Al via la piattaforma Usa per chiedere il rimborso di 166 miliardi di dazi illegali voluti da Donald Trump
Entra nella fase operativa il rimborso monstre dei dazi reciproci americani dichiarati illegittimi dalla Corte suprema. Da lunedì 20 aprile è accessibile il portale della U.S. Customs and Border Protection per presentare le richieste. Si mette così in moto una macchina amministrativa che deve restituire fino a 166 miliardi di dollari a oltre 300mila importatori colpiti dalle tariffe introdotte dall’amministrazione di Donald Trump invocando l’International Emergency Economic Powers Act del 1977.
Le Dogane Usa hanno messo a punto una nuova funzionalità nell’ambito del sistema digitale centrale ACE attraverso cui passano tutte le operazioni di import/export (dichiarazioni doganali, pagamenti, controlli, comunicazioni con le autorità). Si chiama Cape, Consolidated Administration and Processing of Entries. Possono presentare richiesta di risarcimento gli Importers of record registrati negli Stati Uniti – cioè chi figura ufficialmente nella dichiarazione doganale ed è responsabile del pagamento dei dazi – o, in alternativa, i loro intermediari autorizzati. Le imprese europee e quelle italiane rientrano nel perimetro purché abbiano operato come importatori diretti o tramite intermediari accreditati.

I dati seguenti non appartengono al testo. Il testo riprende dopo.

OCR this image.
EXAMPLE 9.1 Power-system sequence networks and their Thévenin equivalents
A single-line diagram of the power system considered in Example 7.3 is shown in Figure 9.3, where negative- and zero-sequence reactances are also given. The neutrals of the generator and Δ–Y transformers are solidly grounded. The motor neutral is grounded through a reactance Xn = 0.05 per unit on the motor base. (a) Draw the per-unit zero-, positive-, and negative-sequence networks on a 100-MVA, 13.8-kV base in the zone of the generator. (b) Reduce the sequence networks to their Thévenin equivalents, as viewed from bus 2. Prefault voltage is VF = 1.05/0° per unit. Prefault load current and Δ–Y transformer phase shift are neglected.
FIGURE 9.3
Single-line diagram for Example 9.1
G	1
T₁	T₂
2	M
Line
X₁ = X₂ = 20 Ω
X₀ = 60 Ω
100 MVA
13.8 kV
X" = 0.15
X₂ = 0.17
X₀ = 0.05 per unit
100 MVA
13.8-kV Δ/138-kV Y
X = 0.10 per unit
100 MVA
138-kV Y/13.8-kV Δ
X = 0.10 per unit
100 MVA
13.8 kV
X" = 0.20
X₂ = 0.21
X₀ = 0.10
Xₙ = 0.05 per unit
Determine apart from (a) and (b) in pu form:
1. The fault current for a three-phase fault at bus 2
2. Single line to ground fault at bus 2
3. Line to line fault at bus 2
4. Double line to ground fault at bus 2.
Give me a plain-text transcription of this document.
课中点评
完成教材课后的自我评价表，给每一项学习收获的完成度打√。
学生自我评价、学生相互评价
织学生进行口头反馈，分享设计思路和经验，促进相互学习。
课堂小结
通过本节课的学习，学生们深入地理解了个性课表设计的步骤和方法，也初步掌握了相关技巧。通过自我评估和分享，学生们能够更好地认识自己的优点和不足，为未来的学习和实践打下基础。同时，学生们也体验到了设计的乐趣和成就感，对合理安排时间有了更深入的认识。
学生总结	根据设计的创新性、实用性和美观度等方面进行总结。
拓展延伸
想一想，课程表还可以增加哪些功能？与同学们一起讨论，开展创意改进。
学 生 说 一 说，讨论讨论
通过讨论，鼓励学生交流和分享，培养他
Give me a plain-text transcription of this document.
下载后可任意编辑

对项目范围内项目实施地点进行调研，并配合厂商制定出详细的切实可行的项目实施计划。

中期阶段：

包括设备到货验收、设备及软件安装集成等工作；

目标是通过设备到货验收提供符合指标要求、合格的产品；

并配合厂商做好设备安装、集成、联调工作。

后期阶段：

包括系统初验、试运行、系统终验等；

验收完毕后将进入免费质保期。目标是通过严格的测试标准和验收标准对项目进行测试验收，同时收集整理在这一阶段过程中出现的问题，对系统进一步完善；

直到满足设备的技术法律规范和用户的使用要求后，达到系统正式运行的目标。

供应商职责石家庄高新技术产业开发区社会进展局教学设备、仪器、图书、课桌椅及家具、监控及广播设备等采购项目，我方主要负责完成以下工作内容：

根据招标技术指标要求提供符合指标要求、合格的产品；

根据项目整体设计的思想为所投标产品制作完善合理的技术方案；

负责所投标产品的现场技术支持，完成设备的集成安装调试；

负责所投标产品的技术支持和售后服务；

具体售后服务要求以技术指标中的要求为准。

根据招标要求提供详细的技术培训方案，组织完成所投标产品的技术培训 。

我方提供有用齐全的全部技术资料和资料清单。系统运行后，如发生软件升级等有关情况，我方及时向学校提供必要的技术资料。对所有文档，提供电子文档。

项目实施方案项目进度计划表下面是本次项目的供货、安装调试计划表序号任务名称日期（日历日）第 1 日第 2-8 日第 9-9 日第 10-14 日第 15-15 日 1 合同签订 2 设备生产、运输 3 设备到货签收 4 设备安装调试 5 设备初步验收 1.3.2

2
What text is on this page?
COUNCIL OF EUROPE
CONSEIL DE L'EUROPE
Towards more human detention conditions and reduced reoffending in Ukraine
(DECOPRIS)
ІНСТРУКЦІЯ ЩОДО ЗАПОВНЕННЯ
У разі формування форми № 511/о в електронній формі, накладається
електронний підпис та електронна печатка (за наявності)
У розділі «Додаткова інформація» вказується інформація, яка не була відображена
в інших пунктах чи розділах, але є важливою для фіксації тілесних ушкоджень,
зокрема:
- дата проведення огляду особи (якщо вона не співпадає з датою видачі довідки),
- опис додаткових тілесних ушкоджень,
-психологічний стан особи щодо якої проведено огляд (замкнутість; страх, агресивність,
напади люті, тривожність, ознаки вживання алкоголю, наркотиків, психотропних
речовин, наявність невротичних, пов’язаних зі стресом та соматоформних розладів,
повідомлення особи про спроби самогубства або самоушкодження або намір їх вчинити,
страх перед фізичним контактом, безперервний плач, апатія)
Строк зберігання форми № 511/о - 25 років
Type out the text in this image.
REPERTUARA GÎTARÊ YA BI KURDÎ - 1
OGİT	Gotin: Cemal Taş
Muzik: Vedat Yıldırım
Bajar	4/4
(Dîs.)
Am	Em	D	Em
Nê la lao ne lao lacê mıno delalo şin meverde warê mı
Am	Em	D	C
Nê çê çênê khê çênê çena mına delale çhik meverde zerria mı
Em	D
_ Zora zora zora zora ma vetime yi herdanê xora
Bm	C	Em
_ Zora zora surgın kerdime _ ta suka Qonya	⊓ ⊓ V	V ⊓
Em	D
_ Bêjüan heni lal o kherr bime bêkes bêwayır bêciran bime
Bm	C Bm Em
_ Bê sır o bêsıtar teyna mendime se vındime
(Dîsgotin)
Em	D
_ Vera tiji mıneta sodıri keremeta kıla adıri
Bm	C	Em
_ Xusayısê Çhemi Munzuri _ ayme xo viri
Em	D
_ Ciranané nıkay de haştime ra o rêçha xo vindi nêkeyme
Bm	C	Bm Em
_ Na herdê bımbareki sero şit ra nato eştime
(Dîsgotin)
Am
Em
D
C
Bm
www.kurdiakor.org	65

La partenza, però, è selettiva. La prima fase riguarda solo una parte delle operazioni, in particolare le pratiche ancora aperte e quelle liquidate da meno di 80 giorni. Restano fuori, almeno per ora, le pratiche più vecchie, quelle non gestite tramite ACE e i casi già coperti da procedure ordinarie come il duty drawback, il meccanismo standard che consente di recuperare i dazi pagati su merci che poi vengono riesportate. Non esiste ancora un calendario ufficiale per le fasi successive e quindi per una quota rilevante degli importatori il rimborso, pur certo sul piano giuridico, non è ancora esigibile sul piano operativo.
Quanto ai tempi, l’amministrazione doganale indica una finestra di 60-90 giorni dall’accettazione della richiesta per l’erogazione dei rimborsi. I pagamenti saranno effettuati in forma aggregata, non per singola spedizione, e includeranno gli interessi maturati. Ma in caso di verifiche, contestazioni o situazioni amministrative più complesse, i tempi possono allungarsi sensibilmente. Inoltre, i rimborsi saranno soggetti ai meccanismi di compensazione previsti dalla normativa americana: eventuali debiti fiscali o doganali dell’importatore potranno essere detratti dagli importi dovuti, riducendo l’effettiva liquidità in arrivo.
Gli acquirenti finali restano fuori dal meccanismo. Negli ultimi mesi molti retailer hanno scaricato almeno in parte l’aumento dei dazi sui prezzi al dettaglio, il che ha alimentato l’idea, tra i consumatori, di aver pagato direttamente quelle tariffe. Deborah Weinswig, fondatrice di Coresight Research, ha detto al Wsj di aspettarsi che anche loro pretendano rimborsi. Ma la trasmissione dei costi non è stata lineare: molte aziende hanno assorbito una quota dei dazi o hanno negoziato con i fornitori esteri, attenuando l’impatto sui prezzi finali. Di conseguenza, stabilire chi abbia effettivamente sostenuto il costo e in quale misura diventa complesso.
A complicare ulteriormente il quadro c’è il fatto che il livello dei dazi non è tornato al punto di partenza. Dopo la bocciatura da parte della Corte Suprema, l’amministrazione di Donald Trump ha comunque introdotto nuove tariffe, cosa che espone molte imprese a costi più elevati rispetto a un anno e mezzo fa. Questo rende ancora più improbabile qualsiasi restituzione ai consumatori, perché i maggiori costi restano in parte incorporati nei prezzi e in parte sono assorbiti lungo la filiera.